Thursday, November 3, 2016

"You're very well-spoken and well-read."

I'm so tired of graduate school.

Like, I love it, but I hate it. I'm that girl who always loved school. I love learning and reading. Few things excite me like a brand new pack of ink pens or neon-colored notebooks. I live for mid-July, when Target puts their new school supplies on display.

But yeah, I'm kinda over grad school.

Right now I'm in only one class (and I'm $1,300 poorer as of, like, yesterday. Thanks, Ole Miss. #tuitionproblems). It's a seminar on Jane Austen, legendary English author I was never a fan of. The truth: I'd never read anything by Jane Austen. At all.

Despite being mentally done with my courses, I find myself more and more fascinated with Jane Austen as we spend approximately two and a half hours every Tuesday night discussing her.

It happened a few weeks ago, as I was asked to read another fairly large chunk of text in one of our Jane Austen novels, Northanger Abbey.

Upon finishing my reading to my nine classmates, my professor nods his head at me.

"Wow, thank you for that, Kate," he says. "That was enjoyable. You're very well-spoken and well-read. Good job."

I may be twenty-six (to my credit, I was still 25 when this happened), but I positively beamed. I tried not to show it, but I was as thrilled as I was in elementary school when the teacher praised me and bragged on me in front of the other kids. To say I don't mind attention would be an understatement; I love attention. But I especially enjoy it in situations and environments when I feel completely behind and, for lack of a better word, stupid.

Don't get me wrong: I'm smart. I know I am. But in so many of my graduate school courses, I've often just sat there listening, often afraid to speak up. I always have something to say, but I'm often afraid to say it. It was because of this comment my professor made towards my reading that I realized that what I have to say is valuable. I can speak up if I want to.
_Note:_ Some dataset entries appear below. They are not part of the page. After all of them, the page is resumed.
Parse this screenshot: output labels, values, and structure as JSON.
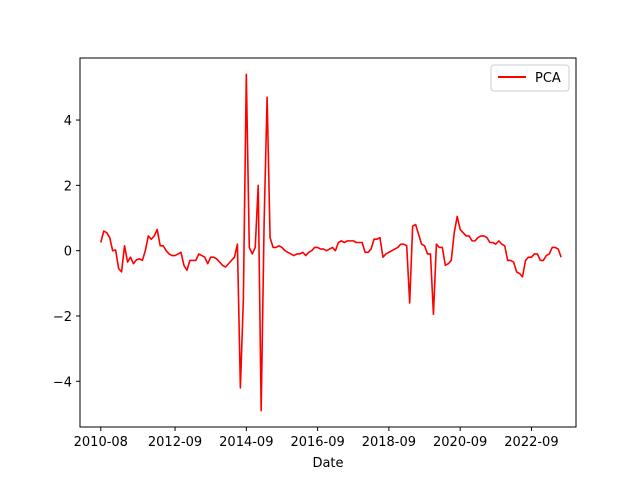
{
  "chart_data": {
    "type": "line",
    "title": "",
    "xlabel": "Date",
    "ylabel": "",
    "x_ticks": [
      "2010-08",
      "2012-09",
      "2014-09",
      "2016-09",
      "2018-09",
      "2020-09",
      "2022-09"
    ],
    "y_ticks": [
      "−4",
      "−2",
      "0",
      "2",
      "4"
    ],
    "y_tick_values": [
      -4,
      -2,
      0,
      2,
      4
    ],
    "xlim": [
      "2010-01",
      "2023-12"
    ],
    "ylim": [
      -5.4,
      5.9
    ],
    "grid": false,
    "legend_position": "top-right",
    "series": [
      {
        "name": "PCA",
        "color": "#ff0000",
        "points": [
          [
            "2010-08",
            0.25
          ],
          [
            "2010-09",
            0.6
          ],
          [
            "2010-10",
            0.55
          ],
          [
            "2010-11",
            0.4
          ],
          [
            "2010-12",
            0.0
          ],
          [
            "2011-01",
            0.02
          ],
          [
            "2011-02",
            -0.55
          ],
          [
            "2011-03",
            -0.65
          ],
          [
            "2011-04",
            0.15
          ],
          [
            "2011-05",
            -0.35
          ],
          [
            "2011-06",
            -0.2
          ],
          [
            "2011-07",
            -0.4
          ],
          [
            "2011-08",
            -0.28
          ],
          [
            "2011-09",
            -0.25
          ],
          [
            "2011-10",
            -0.3
          ],
          [
            "2011-11",
            0.0
          ],
          [
            "2011-12",
            0.45
          ],
          [
            "2012-01",
            0.35
          ],
          [
            "2012-02",
            0.45
          ],
          [
            "2012-03",
            0.65
          ],
          [
            "2012-04",
            0.15
          ],
          [
            "2012-05",
            0.15
          ],
          [
            "2012-06",
            0.0
          ],
          [
            "2012-07",
            -0.1
          ],
          [
            "2012-08",
            -0.15
          ],
          [
            "2012-09",
            -0.15
          ],
          [
            "2012-10",
            -0.1
          ],
          [
            "2012-11",
            -0.05
          ],
          [
            "2012-12",
            -0.45
          ],
          [
            "2013-01",
            -0.6
          ],
          [
            "2013-02",
            -0.3
          ],
          [
            "2013-03",
            -0.3
          ],
          [
            "2013-04",
            -0.3
          ],
          [
            "2013-05",
            -0.1
          ],
          [
            "2013-06",
            -0.15
          ],
          [
            "2013-07",
            -0.2
          ],
          [
            "2013-08",
            -0.4
          ],
          [
            "2013-09",
            -0.2
          ],
          [
            "2013-10",
            -0.2
          ],
          [
            "2013-11",
            -0.25
          ],
          [
            "2013-12",
            -0.35
          ],
          [
            "2014-01",
            -0.45
          ],
          [
            "2014-02",
            -0.5
          ],
          [
            "2014-03",
            -0.4
          ],
          [
            "2014-04",
            -0.3
          ],
          [
            "2014-05",
            -0.2
          ],
          [
            "2014-06",
            0.2
          ],
          [
            "2014-07",
            -4.2
          ],
          [
            "2014-08",
            -1.5
          ],
          [
            "2014-09",
            5.4
          ],
          [
            "2014-10",
            0.1
          ],
          [
            "2014-11",
            -0.1
          ],
          [
            "2014-12",
            0.1
          ],
          [
            "2015-01",
            2.0
          ],
          [
            "2015-02",
            -4.9
          ],
          [
            "2015-03",
            0.9
          ],
          [
            "2015-04",
            4.7
          ],
          [
            "2015-05",
            0.4
          ],
          [
            "2015-06",
            0.1
          ],
          [
            "2015-07",
            0.1
          ],
          [
            "2015-08",
            0.15
          ],
          [
            "2015-09",
            0.1
          ],
          [
            "2015-10",
            0.0
          ],
          [
            "2015-11",
            -0.05
          ],
          [
            "2015-12",
            -0.1
          ],
          [
            "2016-01",
            -0.15
          ],
          [
            "2016-02",
            -0.1
          ],
          [
            "2016-03",
            -0.1
          ],
          [
            "2016-04",
            -0.05
          ],
          [
            "2016-05",
            -0.15
          ],
          [
            "2016-06",
            -0.05
          ],
          [
            "2016-07",
            0.0
          ],
          [
            "2016-08",
            0.1
          ],
          [
            "2016-09",
            0.1
          ],
          [
            "2016-10",
            0.05
          ],
          [
            "2016-11",
            0.05
          ],
          [
            "2016-12",
            0.0
          ],
          [
            "2017-01",
            0.05
          ],
          [
            "2017-02",
            0.1
          ],
          [
            "2017-03",
            0.0
          ],
          [
            "2017-04",
            0.25
          ],
          [
            "2017-05",
            0.3
          ],
          [
            "2017-06",
            0.25
          ],
          [
            "2017-07",
            0.3
          ],
          [
            "2017-08",
            0.3
          ],
          [
            "2017-09",
            0.3
          ],
          [
            "2017-10",
            0.25
          ],
          [
            "2017-11",
            0.25
          ],
          [
            "2017-12",
            0.25
          ],
          [
            "2018-01",
            -0.05
          ],
          [
            "2018-02",
            -0.05
          ],
          [
            "2018-03",
            0.05
          ],
          [
            "2018-04",
            0.35
          ],
          [
            "2018-05",
            0.35
          ],
          [
            "2018-06",
            0.4
          ],
          [
            "2018-07",
            -0.2
          ],
          [
            "2018-08",
            -0.1
          ],
          [
            "2018-09",
            -0.05
          ],
          [
            "2018-10",
            0.0
          ],
          [
            "2018-11",
            0.05
          ],
          [
            "2018-12",
            0.1
          ],
          [
            "2019-01",
            0.2
          ],
          [
            "2019-02",
            0.2
          ],
          [
            "2019-03",
            0.15
          ],
          [
            "2019-04",
            -1.6
          ],
          [
            "2019-05",
            0.75
          ],
          [
            "2019-06",
            0.8
          ],
          [
            "2019-07",
            0.5
          ],
          [
            "2019-08",
            0.2
          ],
          [
            "2019-09",
            0.15
          ],
          [
            "2019-10",
            -0.1
          ],
          [
            "2019-11",
            -0.1
          ],
          [
            "2019-12",
            -1.95
          ],
          [
            "2020-01",
            0.2
          ],
          [
            "2020-02",
            0.1
          ],
          [
            "2020-03",
            0.1
          ],
          [
            "2020-04",
            -0.45
          ],
          [
            "2020-05",
            -0.4
          ],
          [
            "2020-06",
            -0.3
          ],
          [
            "2020-07",
            0.55
          ],
          [
            "2020-08",
            1.05
          ],
          [
            "2020-09",
            0.65
          ],
          [
            "2020-10",
            0.55
          ],
          [
            "2020-11",
            0.45
          ],
          [
            "2020-12",
            0.45
          ],
          [
            "2021-01",
            0.3
          ],
          [
            "2021-02",
            0.3
          ],
          [
            "2021-03",
            0.4
          ],
          [
            "2021-04",
            0.45
          ],
          [
            "2021-05",
            0.45
          ],
          [
            "2021-06",
            0.4
          ],
          [
            "2021-07",
            0.25
          ],
          [
            "2021-08",
            0.25
          ],
          [
            "2021-09",
            0.2
          ],
          [
            "2021-10",
            0.3
          ],
          [
            "2021-11",
            0.2
          ],
          [
            "2021-12",
            0.15
          ],
          [
            "2022-01",
            -0.3
          ],
          [
            "2022-02",
            -0.3
          ],
          [
            "2022-03",
            -0.35
          ],
          [
            "2022-04",
            -0.65
          ],
          [
            "2022-05",
            -0.7
          ],
          [
            "2022-06",
            -0.8
          ],
          [
            "2022-07",
            -0.3
          ],
          [
            "2022-08",
            -0.2
          ],
          [
            "2022-09",
            -0.2
          ],
          [
            "2022-10",
            -0.1
          ],
          [
            "2022-11",
            -0.1
          ],
          [
            "2022-12",
            -0.3
          ],
          [
            "2023-01",
            -0.3
          ],
          [
            "2023-02",
            -0.15
          ],
          [
            "2023-03",
            -0.1
          ],
          [
            "2023-04",
            0.1
          ],
          [
            "2023-05",
            0.1
          ],
          [
            "2023-06",
            0.05
          ],
          [
            "2023-07",
            -0.2
          ]
        ]
      }
    ]
  }
}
So in class a few nights ago, we were talking about the argument of social improvement in Austen's writing, and I was dying to speak. With half an hour left in class, I raised my hand.

"But look at what he adds down at the bottom of page 116," I said, pointing to it on my laptop screen, prompting my classmates and professor to look in their copies as well. We were reading an essay by a literaty critic who was, for lack of a better way of putting it, poking fun at Austen.

"Isn't he," I continued, "making a joke of Austen here? Isn't he completely ripping apart what millions of people love about her?"

"YES, Kate!" my professor says shouts. "That is exactly what he's done. Go ahead and read that entire section for us, please..."

I get to read and this makes me happy. When I finish, a classmate sitting across from me says, "You have a great reading voice."

"She really does," my professor chips in.

I blush and say "thank you," but I am dying inside.

When I began writing this post, I wasn't quite sure where I was heading with it, but it's a little more clear to me now. I'm realizing that I'm not the smartest or the most innovative, but I am well-spoken and well-read. When I have things to say, not just in my Jane Austen class but in general, I should speak up and say them. We are less than a week away from the 2016 Election Day, and I've not said much about it at all, not here or anywhere, but I realize that while not everyone will agree with what I say, my thoughts and opinions are valuable. They do matter. I can say what I feel and back myself up if I need to.

Maybe there are more people like me than I thought. Actually, I'm sure there are. Maybe you're like this too, and my hope is that you, like me, realize your potential and value in this crazy world. We are worth far more than we realize.